In the parking lot the two gray Camrys had multiplied to three, none of them occupied. Circling the block twice, Dixie assured herself no one was following, and minutes later the red Porsche was back on the expressway headed to Belle’s office in the Transco Tower. After she picked up the file of threatening notes, Dixie intended to drop by the DA’s
office for a heart-to-heart with Brenda, maybe take the prosecutor to lunch. Eventually, Joanna’s cultural attractions list would have to be tackled, and sometime during the day, Dixie hoped to squeeze in a visit to the foot doc, talk him into removing the cast.

“Where’s Greenspoint?” Sarina asked.

“About fifteen minutes north of downtown.

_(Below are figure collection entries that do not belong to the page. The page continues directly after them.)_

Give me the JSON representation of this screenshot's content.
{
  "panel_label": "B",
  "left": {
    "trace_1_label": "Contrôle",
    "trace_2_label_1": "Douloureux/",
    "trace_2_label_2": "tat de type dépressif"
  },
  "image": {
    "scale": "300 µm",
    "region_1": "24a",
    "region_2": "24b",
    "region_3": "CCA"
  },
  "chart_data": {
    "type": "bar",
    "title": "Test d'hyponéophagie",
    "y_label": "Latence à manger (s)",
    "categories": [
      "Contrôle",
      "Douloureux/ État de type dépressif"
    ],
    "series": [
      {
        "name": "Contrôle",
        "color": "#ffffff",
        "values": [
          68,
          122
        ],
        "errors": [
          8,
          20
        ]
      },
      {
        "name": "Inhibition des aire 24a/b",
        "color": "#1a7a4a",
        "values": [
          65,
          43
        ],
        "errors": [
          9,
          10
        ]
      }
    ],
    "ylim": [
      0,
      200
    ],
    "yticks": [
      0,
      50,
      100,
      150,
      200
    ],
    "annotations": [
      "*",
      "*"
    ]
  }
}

Why?”

“My next appointment is near Greenspoint.”

“Not another dentist?” The kid’s teeth sparkled; her gums looked pink and healthy.

“No, not a dentist.” She clicked on the radio and began punching buttons.

Dixie grimaced. Getting information from this imp was harder than milking a porcupine.

Finding a rap station, Sarina adjusted the bass and began drumming the dash.

“When do you have to be at this unspecified place near Greenspoint?” Dixie asked her.

“Eleven-thirty.”

Terrific. Time enough to stop at Belle’s office for the file, but not enough time to lunch with Brenda.

The rap song ended, and Sarina punched another button.

“—Lawrence Coombs is under police protection pending investigation of the eye-for-an-eye beating—”

Dixie caught Sarina’s hand. “Wait, I want to hear this.”

“—as yet Coombs has not given police a description of the assailants dubbed by one officer as ‘Avenging Angels.’ Meanwhile, a verdict is expected later today in the Carrera versus Carrera civil case”

“This is one wild and crazy town,” Sarina said. “Avenging Angels?”

“You don’t have violence in L.A.?”

“Violence, sure, but—”

“Isn’t Hollywood where Charlie Manson, the bogeyman of the century, ran amuck? And what about the Saldana thing? Or the Menendez murders?”

“Yeah, it’s creepville, all right. Mother fired our gardener
last year because he was ‘acting strange.’” Sarina made a leering, grotesque face framed by twisted, menacing hands. Then she changed the radio station to drum along with another song that defied rhythm.